Im Rahmen der Eröffnung des neuen ÖFB-Campus in Wien-Aspern hat UEFA-Präsident Aleksander Ceferin die hohen Eintrittspreise des Weltverbandes FIFA für die Spiele der bevorstehenden WM in Nordamerika kritisiert.
"Es gibt genug reiche Menschen in den USA, sodass die Stadien vielleicht voll sein werden. Aber ist das die Essenz des Fußballs? Ich bin mir nicht sicher", erklärte der Chef des europäischen Kontinentalverbands am Donnerstag vor Journalisten.
Außerdem meinte der Slowene: "Wenn man wirklich mehr Einnahmen erzielen will, kann man einfach die Preise der Skyboxen (Anm.: für VIP-Gäste) erhöhen. Aber nehmt den Fußball nicht von den Fans weg."
Ceferin verwies darauf, dass man bei UEFA-Turnieren wie zum Beispiel einer Europameisterschaft sehr darauf bedacht sei, die Ticketpreise in einem verträglichen Rahmen zu halten.
Kritische Äußerung über Handspiel-Regel
Weiters erwähnte Ceferin die aktuellen Probleme bei der Auslegung der Handspiel-Regel. Man befinde sich hier in intensiven Diskussionen. "Niemand im Fußball versteht noch, was Hands ist und was nicht."
Der VAR solle in diesem Zusammenhang eine untergeordnete Rolle einnehmen. "Es sollte eine Entscheidung des Schiedsrichters auf dem Platz sein." Dafür sei der VAR sehr hilfreich in den Fragen Abseits, Rote Karte oder Foul innerhalb oder außerhalb des Strafraums.
Ceferin: "Österreich ist wichtiges Fußballland"
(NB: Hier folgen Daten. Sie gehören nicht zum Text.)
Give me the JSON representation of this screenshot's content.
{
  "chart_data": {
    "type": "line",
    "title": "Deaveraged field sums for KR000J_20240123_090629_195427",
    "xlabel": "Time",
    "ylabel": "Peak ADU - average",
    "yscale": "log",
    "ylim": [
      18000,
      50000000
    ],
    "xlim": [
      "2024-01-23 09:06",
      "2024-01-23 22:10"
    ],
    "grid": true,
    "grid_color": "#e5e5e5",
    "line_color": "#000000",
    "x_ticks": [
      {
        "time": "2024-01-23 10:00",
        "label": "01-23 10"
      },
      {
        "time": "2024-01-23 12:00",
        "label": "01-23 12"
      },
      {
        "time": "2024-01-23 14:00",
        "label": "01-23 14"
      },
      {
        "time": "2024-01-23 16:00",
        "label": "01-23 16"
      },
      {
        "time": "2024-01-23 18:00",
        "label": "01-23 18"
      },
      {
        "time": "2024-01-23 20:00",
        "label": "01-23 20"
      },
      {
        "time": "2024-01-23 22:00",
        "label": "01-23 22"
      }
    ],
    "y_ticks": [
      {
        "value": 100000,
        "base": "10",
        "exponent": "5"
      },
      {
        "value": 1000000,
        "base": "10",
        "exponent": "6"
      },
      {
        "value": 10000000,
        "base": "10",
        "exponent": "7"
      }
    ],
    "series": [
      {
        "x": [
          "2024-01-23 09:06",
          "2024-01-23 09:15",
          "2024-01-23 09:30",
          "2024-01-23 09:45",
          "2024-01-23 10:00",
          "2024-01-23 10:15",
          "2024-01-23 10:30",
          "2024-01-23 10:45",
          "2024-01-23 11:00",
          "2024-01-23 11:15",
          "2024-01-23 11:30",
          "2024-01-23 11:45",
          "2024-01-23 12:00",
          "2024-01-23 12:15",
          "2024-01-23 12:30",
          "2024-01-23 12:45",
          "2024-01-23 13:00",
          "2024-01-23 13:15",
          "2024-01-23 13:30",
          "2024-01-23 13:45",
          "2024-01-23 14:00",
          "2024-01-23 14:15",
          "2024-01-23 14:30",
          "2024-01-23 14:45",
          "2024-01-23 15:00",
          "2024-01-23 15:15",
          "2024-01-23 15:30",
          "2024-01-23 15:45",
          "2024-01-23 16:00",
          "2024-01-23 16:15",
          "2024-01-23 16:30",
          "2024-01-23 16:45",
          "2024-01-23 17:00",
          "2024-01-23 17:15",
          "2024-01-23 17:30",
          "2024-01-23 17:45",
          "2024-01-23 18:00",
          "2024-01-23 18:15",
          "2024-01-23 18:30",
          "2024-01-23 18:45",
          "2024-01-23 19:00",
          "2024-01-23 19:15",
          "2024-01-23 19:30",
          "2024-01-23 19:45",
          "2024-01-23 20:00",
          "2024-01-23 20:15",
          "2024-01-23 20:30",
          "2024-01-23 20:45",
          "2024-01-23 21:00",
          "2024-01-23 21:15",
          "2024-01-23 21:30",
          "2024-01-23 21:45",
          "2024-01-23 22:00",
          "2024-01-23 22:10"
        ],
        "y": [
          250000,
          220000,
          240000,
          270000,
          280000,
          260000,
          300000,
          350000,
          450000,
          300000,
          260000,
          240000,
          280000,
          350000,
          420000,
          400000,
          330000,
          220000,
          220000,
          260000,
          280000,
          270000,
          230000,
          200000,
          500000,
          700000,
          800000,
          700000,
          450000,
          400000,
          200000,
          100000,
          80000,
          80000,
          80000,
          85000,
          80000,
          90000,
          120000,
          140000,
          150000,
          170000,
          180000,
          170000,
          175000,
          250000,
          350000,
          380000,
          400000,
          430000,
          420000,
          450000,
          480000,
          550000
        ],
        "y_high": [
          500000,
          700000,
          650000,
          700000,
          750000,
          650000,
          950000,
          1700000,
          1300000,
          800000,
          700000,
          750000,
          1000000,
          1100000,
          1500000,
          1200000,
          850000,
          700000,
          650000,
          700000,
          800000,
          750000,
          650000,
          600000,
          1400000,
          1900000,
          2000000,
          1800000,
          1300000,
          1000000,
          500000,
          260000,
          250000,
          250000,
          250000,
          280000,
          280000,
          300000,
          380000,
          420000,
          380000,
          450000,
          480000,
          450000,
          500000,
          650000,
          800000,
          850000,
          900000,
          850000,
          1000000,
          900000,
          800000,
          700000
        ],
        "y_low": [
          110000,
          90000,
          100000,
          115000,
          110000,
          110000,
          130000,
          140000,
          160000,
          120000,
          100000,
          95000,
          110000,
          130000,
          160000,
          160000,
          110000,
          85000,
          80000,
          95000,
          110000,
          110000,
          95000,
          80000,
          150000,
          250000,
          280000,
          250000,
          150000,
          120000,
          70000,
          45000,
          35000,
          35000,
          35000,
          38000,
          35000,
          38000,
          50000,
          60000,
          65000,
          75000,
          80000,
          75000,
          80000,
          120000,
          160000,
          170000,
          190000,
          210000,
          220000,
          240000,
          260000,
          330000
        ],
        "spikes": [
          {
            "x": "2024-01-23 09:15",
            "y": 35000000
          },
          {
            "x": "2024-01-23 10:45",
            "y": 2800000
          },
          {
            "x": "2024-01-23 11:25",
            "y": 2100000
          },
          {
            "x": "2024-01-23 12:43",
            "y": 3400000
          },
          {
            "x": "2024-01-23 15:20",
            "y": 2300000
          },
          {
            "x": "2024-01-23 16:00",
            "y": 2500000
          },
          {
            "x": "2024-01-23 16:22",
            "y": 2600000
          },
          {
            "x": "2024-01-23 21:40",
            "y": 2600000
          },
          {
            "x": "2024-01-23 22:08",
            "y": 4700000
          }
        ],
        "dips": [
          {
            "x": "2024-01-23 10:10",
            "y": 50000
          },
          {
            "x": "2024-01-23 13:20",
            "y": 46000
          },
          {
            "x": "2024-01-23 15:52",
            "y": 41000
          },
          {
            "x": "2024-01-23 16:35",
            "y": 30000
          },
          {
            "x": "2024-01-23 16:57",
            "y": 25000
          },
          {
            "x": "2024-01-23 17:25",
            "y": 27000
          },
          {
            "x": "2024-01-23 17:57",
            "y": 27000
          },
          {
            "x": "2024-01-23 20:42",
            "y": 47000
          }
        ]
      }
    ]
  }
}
Vom österreichischen Fußball hat der 58-Jährige eine hohe Meinung. "Er war sehr gut, als ich ein Kind war, ich erinnere mich noch gut an Herbert Prohaska und Hans Krankl. Und die jüngsten Leistungen des Nationalteams sind beeindruckend, Österreich hat einige sehr gute Spieler", sagte Ceferin.
Die Eröffnung des Campus nahm der UEFA-Boss zum Anlass, über ein neues Nationalstadion nachzudenken. "Österreich ist ein wichtiges Fußballland und verdient ein gutes Nationalstadion. Ich verstehe, wir leben nicht in finanziell perfekten Zeiten, aber ich erwarte, dass das früher oder später passiert."